An example of this kind of counterfactual genealogy is the familiar story about the emergence of money in barter societies. To overcome the impracticalities and inefficiencies of barter, one commodity (precious metal) becomes a universal measure of exchange value, and so becomes a means of storing fungible abstract value, and thus money is born. In fact there probably were no barter societies of the form imagined in economic textbooks, but this historically inaccurate story is, nevertheless, a useful device for understanding the nature of money.

In this sense, Pettit’s explanation of the origin and development of ethics takes the form of an instructive fiction. The story begins in Erewhon, a hypothetical, pre-moral community. The name of this community is borrowed from Samuel Butler’s anonymously published 1872 novel Erewhon (an anagram of nowhere), which satirised Victorian society. The inhabitants of Pettit’s Erewhon possess a language adequate to describe their world, but they have no normative concepts of any kind. They exchange useful information with one another about their world. False information, when relied on, leads to wasted effort and can even be dangerous. Everyone, then, has a natural interest in developing a reputation as a person whose information is reliable. So the people of Erewhon hit on a method of promoting a general tendency towards truth-telling by leveraging the reputational consequences of truth and lies.
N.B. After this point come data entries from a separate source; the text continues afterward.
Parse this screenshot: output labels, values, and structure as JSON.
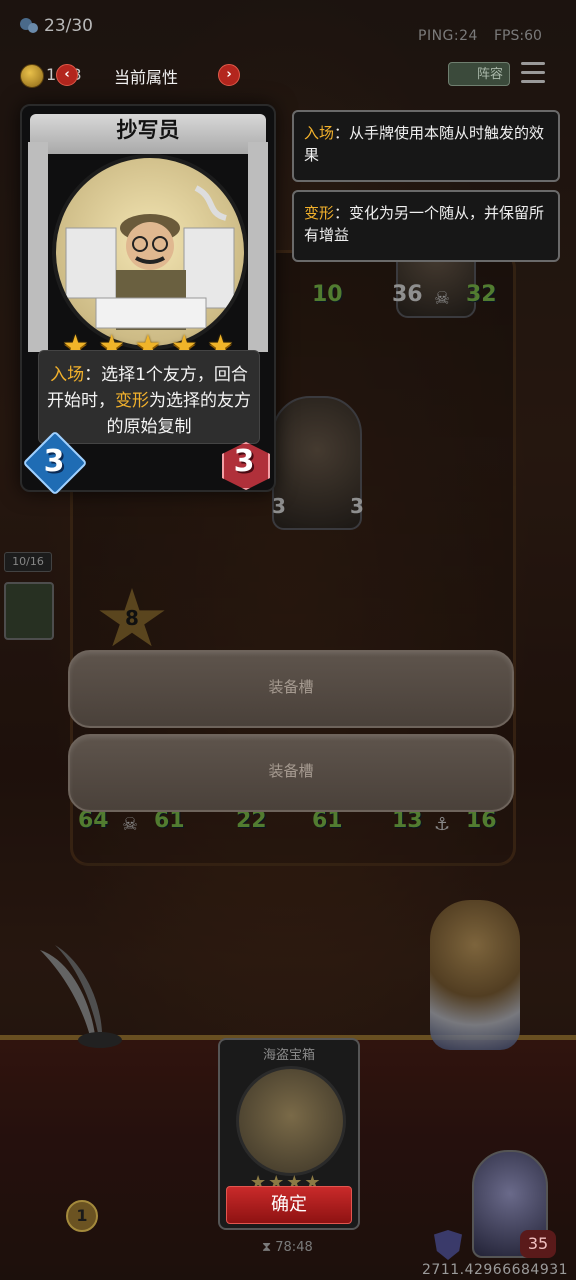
{
  "top_bar": {
    "turns": "23/30",
    "ping": "PING:24",
    "fps": "FPS:60",
    "coins": "1 13",
    "attr_label": "当前属性",
    "lineup_label": "阵容"
  },
  "card": {
    "name": "抄写员",
    "stars": 5,
    "desc_kw1": "入场",
    "desc_part1": "：选择1个友方，回合开始时，",
    "desc_kw2": "变形",
    "desc_part2": "为选择的友方的原始复制",
    "attack": "3",
    "health": "3"
  },
  "keywords": [
    {
      "name": "入场",
      "text": "：从手牌使用本随从时触发的效果"
    },
    {
      "name": "变形",
      "text": "：变化为另一个随从，并保留所有增益"
    }
  ],
  "board": {
    "top_left_stat": "10",
    "top_right_attack": "36",
    "top_right_health": "32",
    "mid_attack": "3",
    "mid_health": "3",
    "row": [
      {
        "attack": "64",
        "health": "61"
      },
      {
        "attack": "22",
        "health": "61"
      },
      {
        "attack": "13",
        "health": "16"
      }
    ],
    "side_count": "10/16",
    "star_level": "8"
  },
  "slots": [
    "装备槽",
    "装备槽"
  ],
  "bottom": {
    "chest_title": "海盗宝箱",
    "confirm": "确定",
    "timer": "78:48",
    "gold_badge": "1",
    "hero_hp": "35",
    "bottom_number": "2711.42966684931"
  },
  "colors": {
    "accent": "#f2b12c",
    "confirm": "#b71c1c",
    "attack": "#1f6cb4",
    "health": "#b0303a"
  }
}
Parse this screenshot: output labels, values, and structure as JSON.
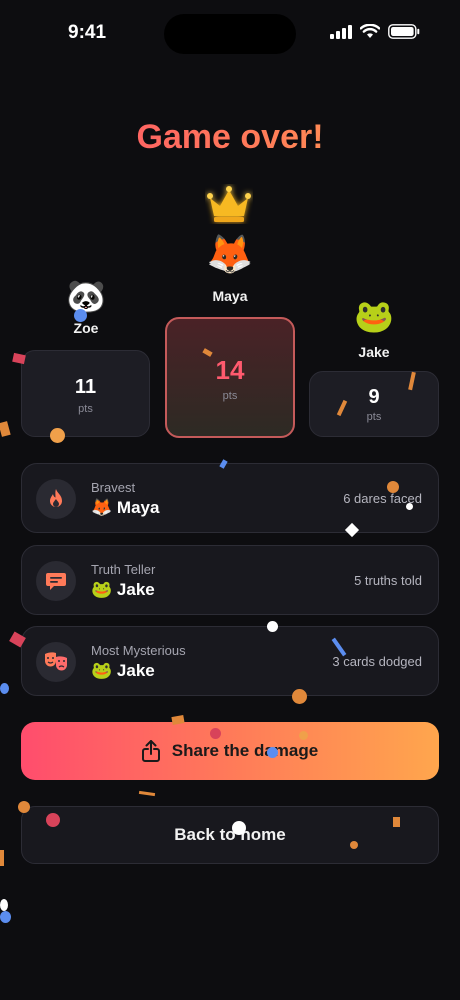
{
  "status": {
    "time": "9:41"
  },
  "title": "Game over!",
  "podium": {
    "first": {
      "emoji": "🦊",
      "name": "Maya",
      "score": "14",
      "pts_label": "pts"
    },
    "second": {
      "emoji": "🐼",
      "name": "Zoe",
      "score": "11",
      "pts_label": "pts"
    },
    "third": {
      "emoji": "🐸",
      "name": "Jake",
      "score": "9",
      "pts_label": "pts"
    }
  },
  "awards": [
    {
      "icon": "flame-icon",
      "title": "Bravest",
      "winner_emoji": "🦊",
      "winner": "Maya",
      "stat": "6 dares faced"
    },
    {
      "icon": "speech-bubble-icon",
      "title": "Truth Teller",
      "winner_emoji": "🐸",
      "winner": "Jake",
      "stat": "5 truths told"
    },
    {
      "icon": "theater-masks-icon",
      "title": "Most Mysterious",
      "winner_emoji": "🐸",
      "winner": "Jake",
      "stat": "3 cards dodged"
    }
  ],
  "buttons": {
    "share_label": "Share the damage",
    "home_label": "Back to home"
  },
  "colors": {
    "accent_start": "#ff4d6d",
    "accent_end": "#ffa64d",
    "background": "#0d0d10",
    "card": "#18181e"
  }
}
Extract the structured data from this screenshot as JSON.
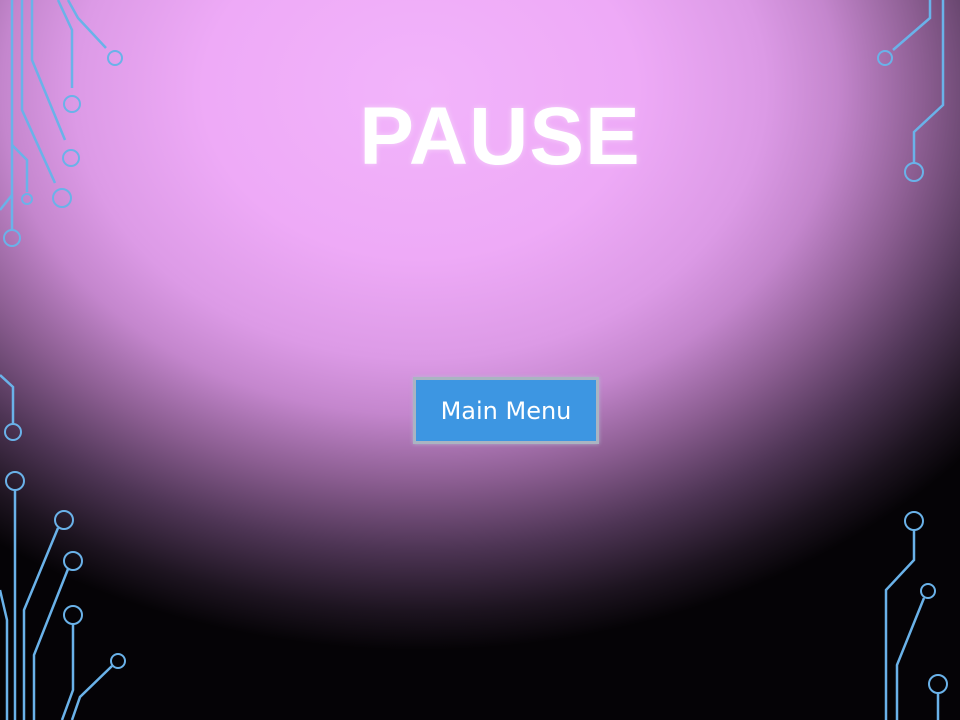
{
  "screen": {
    "title": "PAUSE",
    "menu": {
      "main_menu_label": "Main Menu"
    }
  },
  "theme": {
    "background_light": "#f2b4fb",
    "background_dark": "#050306",
    "circuit_color": "#6ab2e9",
    "button_color": "#3d96e2",
    "title_color": "#ffffff"
  }
}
They develop an incipient form of promising that enables speakers to voluntarily raise the social cost of misleading others, and thus to generate trust in what they say.

This is the first episode in a story that leads, by a series of plausible steps, to the emergence of concepts of responsibility. The actual origin story of ethics is, doubtless, far messier and less linear than this tale of how the Erewhonians built a scaffold from the ground of simple declarative language, floor by floor, to a suite of moral concepts and practices resembling ours. Pettit’s aim is to show that we can learn a good deal about what ethics is from this idealised account of how it might have developed.

The ultimate success of a book that seeks to change the methods of moral philosophy can only be judged many years after publication. The Birth of Ethics aims to clear a tenable path that leads away from moral scepticism, and for that reason, I believe, it deserves attention.